1861 yılında sultan abdülmecit'in 30 çocuğunun 23üncüsü olarak dünyaya gelmiştir.
vahdettin,çocukluğunda ve gençliğinde saray entrikalarına ve cinayetlerine şahit olmuştur. amcası abdulaziz'in öldürülmesi, ağabeyleri v.murat ve ıı. abdülhamit'in tahttan indirilmeleri onu derinden etkileşmiştir.
bu sebeple içine kapanık bir karakterdir. duygusaldır,yakınlarına karşı cömerttir.
iyi bir bestecidir. çokça sigara içtiği, zaman zaman içki içtiği bilinir. yobazlık derecesinde olmamak kaydıyla dindardır.
çocukluğundan itibaren sıklıkla hastalanmıştır. romatizmasından dolayı fazla yürümemektedir.
geçirdiği rahatsızlıklardan dolayı ciddi bir eğitim alamamıştır ama konuşması düzgündür.
bir almanya gezisinde kendisine eşlik eden ulu önder mustafa kemal atatürk, vahdettin'in düşüncelerini çok düzgün bir şekilde ifade ettiğini belirtmiştir.
58 yaşında tahta çıktığında pek istekli değildir. "ben bu makam için hazırlanmadım." demiştir.
gelelim asıl meseleye...
vahdettin,mondros mütarekelerini yürütme görevine bahriye nazırı rauf bey'in getirilmesini sadrazam ahmet izzet paşanın ısrarları ile zoraki kabul ederken,
rauf bey'i huzuruna davet ederek ona şu şartı koşmuştur:
"hilafetin, saltanatın ve osmanlı hanedanlığının hukukunun korunması"

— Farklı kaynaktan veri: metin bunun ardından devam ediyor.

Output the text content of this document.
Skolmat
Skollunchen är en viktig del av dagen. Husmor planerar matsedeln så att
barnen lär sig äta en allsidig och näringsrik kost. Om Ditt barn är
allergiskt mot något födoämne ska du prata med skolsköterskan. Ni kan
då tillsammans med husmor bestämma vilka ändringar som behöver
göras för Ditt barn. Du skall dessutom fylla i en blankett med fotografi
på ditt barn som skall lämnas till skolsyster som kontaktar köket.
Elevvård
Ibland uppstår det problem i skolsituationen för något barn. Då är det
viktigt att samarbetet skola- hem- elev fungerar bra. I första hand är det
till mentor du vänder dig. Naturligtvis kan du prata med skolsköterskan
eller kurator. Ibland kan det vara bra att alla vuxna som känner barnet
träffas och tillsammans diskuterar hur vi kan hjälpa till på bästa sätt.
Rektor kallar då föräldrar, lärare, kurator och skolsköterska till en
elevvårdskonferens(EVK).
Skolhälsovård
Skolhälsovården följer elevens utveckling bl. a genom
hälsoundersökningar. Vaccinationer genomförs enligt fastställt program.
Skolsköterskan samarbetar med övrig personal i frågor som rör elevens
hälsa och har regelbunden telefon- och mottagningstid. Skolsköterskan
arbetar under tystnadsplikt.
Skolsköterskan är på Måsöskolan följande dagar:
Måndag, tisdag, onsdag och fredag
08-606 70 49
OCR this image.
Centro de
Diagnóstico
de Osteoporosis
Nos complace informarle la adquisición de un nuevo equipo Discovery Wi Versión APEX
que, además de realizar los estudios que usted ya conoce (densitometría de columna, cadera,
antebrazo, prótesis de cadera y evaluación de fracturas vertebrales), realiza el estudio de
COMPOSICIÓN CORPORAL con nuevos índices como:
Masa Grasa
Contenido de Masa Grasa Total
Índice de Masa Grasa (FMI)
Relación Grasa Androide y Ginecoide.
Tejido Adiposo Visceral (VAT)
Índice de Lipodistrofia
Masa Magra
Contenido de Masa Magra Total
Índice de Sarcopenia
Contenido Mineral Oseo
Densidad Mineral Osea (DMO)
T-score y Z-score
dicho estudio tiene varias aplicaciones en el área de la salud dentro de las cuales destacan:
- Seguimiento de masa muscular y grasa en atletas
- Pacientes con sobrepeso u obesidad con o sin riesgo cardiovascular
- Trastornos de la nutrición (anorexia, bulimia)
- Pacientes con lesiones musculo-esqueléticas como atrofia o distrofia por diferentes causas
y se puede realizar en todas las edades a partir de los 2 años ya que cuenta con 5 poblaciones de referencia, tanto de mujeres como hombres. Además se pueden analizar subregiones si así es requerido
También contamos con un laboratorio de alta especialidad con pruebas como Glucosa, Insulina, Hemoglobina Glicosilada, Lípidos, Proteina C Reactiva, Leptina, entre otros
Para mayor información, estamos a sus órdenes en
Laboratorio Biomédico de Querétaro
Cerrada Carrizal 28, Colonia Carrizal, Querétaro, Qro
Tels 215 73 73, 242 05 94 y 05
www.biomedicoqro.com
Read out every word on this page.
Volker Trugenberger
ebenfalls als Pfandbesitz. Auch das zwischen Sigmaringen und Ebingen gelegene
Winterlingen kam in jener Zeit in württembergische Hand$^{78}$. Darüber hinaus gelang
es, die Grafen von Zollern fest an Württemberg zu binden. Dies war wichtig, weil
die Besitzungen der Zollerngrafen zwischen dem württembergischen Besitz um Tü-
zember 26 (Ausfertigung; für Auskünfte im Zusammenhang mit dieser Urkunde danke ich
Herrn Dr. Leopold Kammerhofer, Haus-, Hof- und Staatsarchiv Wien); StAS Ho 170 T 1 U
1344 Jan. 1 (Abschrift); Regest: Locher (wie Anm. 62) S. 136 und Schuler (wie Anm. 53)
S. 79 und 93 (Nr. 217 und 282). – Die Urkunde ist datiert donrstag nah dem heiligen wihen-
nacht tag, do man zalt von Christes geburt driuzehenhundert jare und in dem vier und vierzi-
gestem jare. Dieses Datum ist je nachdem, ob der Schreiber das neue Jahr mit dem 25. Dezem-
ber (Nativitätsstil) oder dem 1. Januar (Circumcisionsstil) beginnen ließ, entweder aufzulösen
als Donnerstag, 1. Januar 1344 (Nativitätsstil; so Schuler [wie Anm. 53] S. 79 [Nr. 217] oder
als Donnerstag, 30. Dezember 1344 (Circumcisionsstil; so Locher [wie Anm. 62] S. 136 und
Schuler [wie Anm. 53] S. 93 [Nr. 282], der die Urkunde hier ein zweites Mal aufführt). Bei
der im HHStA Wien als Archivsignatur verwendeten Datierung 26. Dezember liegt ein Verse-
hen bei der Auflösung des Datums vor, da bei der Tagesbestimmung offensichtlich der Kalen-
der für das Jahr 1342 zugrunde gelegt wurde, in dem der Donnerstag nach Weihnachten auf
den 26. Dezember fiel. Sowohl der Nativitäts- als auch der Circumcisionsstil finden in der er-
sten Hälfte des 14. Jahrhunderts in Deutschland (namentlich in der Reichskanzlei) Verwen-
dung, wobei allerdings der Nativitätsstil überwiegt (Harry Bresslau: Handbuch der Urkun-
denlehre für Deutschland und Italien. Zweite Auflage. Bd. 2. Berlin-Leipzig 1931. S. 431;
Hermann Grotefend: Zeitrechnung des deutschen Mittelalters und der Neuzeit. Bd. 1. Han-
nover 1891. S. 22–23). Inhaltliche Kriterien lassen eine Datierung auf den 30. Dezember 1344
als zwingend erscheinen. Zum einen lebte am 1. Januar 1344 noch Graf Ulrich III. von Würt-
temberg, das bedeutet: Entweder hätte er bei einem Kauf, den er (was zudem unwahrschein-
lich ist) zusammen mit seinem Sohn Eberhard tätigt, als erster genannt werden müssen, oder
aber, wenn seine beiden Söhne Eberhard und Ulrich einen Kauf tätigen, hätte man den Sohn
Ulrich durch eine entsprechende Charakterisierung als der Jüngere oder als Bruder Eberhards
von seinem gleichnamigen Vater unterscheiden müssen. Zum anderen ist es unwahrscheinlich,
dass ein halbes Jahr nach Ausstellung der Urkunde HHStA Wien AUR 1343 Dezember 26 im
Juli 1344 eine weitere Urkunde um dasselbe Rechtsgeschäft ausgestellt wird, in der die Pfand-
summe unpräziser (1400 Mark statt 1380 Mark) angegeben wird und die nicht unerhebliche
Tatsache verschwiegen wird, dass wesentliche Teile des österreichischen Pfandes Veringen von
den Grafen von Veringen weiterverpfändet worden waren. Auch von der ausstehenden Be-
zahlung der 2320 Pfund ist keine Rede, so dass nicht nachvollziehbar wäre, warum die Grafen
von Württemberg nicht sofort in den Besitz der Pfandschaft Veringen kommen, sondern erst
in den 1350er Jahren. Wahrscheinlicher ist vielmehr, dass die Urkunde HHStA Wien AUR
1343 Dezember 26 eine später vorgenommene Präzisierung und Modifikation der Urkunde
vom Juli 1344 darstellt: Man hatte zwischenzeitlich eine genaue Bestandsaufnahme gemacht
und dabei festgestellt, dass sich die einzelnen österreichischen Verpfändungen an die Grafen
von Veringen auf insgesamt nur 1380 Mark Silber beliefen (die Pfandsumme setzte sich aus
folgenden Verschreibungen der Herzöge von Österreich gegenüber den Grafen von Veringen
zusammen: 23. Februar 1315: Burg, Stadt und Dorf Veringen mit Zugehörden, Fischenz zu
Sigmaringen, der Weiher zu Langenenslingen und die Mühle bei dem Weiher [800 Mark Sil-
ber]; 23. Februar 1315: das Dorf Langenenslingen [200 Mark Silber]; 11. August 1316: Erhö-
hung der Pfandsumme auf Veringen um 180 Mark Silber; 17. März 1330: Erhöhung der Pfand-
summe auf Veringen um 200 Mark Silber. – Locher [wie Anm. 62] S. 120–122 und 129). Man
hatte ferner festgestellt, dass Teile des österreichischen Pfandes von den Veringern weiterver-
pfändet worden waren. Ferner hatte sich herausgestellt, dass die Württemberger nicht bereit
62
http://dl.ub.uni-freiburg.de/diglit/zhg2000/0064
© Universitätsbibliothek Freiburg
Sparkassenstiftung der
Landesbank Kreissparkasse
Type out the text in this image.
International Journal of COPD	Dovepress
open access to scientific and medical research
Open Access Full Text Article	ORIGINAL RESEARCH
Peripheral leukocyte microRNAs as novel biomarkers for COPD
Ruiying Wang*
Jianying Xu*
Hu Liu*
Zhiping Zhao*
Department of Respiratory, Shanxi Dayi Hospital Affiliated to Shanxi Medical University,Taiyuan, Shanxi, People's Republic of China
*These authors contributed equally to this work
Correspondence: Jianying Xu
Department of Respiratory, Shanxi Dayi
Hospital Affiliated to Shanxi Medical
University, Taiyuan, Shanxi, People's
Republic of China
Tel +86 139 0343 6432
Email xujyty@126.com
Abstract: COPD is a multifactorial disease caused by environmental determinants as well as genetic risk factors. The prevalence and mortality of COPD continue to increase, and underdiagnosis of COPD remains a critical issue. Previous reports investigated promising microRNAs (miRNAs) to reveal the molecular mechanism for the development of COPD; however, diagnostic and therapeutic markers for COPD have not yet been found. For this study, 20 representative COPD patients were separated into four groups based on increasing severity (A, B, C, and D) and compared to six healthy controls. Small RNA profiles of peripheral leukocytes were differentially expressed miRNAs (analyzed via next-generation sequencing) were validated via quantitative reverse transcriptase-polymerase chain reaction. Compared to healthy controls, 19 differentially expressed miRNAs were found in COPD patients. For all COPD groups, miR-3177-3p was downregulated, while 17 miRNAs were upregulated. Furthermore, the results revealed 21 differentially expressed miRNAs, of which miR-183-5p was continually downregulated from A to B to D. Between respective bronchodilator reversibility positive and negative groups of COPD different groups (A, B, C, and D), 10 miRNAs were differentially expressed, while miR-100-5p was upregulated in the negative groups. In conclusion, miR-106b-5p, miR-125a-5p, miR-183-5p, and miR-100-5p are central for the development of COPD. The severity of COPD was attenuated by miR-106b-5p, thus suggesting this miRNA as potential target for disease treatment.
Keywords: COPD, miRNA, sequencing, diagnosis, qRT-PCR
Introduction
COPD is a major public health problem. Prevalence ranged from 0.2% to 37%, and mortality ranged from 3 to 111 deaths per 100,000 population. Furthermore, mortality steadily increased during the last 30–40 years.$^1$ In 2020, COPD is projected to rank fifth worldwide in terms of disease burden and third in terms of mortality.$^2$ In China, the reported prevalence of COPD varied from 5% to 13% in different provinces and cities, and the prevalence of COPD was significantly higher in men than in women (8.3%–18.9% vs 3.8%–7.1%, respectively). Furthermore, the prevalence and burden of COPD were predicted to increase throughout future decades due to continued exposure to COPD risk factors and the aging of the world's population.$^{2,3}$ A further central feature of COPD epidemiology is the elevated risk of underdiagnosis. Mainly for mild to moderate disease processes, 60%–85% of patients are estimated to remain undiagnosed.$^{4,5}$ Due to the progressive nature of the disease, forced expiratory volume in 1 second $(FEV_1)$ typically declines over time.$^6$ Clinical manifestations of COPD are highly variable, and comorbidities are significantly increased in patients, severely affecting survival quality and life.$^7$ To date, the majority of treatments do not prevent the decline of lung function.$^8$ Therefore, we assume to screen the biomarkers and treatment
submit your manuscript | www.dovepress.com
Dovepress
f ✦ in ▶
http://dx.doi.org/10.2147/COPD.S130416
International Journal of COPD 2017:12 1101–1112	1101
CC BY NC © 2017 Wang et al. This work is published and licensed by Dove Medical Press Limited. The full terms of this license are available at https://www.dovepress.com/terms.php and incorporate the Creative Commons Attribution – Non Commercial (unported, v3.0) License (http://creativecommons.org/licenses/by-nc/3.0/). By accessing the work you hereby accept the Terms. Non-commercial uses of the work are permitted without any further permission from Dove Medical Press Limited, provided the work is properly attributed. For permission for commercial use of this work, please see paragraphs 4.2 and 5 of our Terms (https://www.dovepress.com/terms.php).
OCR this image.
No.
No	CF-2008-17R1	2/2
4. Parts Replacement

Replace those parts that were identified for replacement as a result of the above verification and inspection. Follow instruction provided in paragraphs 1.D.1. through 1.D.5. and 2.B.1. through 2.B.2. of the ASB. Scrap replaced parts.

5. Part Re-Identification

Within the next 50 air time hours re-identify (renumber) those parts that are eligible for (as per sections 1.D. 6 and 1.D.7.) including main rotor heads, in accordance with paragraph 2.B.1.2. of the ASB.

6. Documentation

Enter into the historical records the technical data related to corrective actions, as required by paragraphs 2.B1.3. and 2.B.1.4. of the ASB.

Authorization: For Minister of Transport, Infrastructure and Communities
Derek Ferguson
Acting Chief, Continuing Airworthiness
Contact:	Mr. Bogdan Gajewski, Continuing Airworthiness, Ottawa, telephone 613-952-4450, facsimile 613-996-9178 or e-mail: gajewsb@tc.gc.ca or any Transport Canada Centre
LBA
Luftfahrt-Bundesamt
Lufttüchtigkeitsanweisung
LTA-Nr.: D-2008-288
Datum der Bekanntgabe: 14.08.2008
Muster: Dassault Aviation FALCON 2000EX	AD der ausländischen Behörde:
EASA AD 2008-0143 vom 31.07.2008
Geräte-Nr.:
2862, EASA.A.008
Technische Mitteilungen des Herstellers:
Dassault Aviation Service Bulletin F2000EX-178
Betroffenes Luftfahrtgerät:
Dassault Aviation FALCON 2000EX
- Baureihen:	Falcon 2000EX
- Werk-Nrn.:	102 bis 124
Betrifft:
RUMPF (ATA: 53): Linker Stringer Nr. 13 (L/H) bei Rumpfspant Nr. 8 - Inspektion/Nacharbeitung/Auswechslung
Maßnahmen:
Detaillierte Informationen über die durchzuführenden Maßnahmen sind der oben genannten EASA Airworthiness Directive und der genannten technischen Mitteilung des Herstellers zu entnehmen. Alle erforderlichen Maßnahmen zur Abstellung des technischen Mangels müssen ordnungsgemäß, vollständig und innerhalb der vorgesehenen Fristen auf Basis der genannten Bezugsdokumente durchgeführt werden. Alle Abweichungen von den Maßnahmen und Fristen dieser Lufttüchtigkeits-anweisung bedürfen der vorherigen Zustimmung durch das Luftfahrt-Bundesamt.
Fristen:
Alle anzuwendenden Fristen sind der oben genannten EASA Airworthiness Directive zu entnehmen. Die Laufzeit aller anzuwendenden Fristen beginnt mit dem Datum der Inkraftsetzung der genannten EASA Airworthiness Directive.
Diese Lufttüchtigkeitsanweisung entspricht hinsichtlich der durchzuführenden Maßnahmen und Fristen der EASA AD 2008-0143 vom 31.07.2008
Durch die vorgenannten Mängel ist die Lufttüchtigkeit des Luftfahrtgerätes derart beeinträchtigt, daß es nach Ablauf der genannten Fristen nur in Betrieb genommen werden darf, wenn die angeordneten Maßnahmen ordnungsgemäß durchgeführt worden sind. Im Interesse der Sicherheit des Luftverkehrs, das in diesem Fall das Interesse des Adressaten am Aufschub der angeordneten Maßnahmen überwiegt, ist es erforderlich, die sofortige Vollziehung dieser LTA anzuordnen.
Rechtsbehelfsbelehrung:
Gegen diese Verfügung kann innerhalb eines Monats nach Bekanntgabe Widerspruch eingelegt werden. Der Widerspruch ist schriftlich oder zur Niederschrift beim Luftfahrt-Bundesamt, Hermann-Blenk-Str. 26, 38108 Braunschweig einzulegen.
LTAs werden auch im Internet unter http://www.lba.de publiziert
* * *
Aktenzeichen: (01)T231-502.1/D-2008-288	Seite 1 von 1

yani önce vatan değil. önce ben...
bir hükümdarla,onun kullarını idare etmek,demokratik rejimle yönetilen özgür bir yurttaşlar topluluğunu idare etmekten çok daha kolaydır.
bu sebeple emperyalistler vahdettini desteklemiştir.
vahdettin ingilizlere yaranmak için meclis-i mebusanı dağıtmış, damat ferit'i sadrazamlığa getirmiştir.aralıklarla tam 5 kez hükümet kurma görevi vermiştir bu kişiye.
damat ferit paşa tarihimizin cahil siyasetçilerinden biridir. en cahili demeyelim yine de.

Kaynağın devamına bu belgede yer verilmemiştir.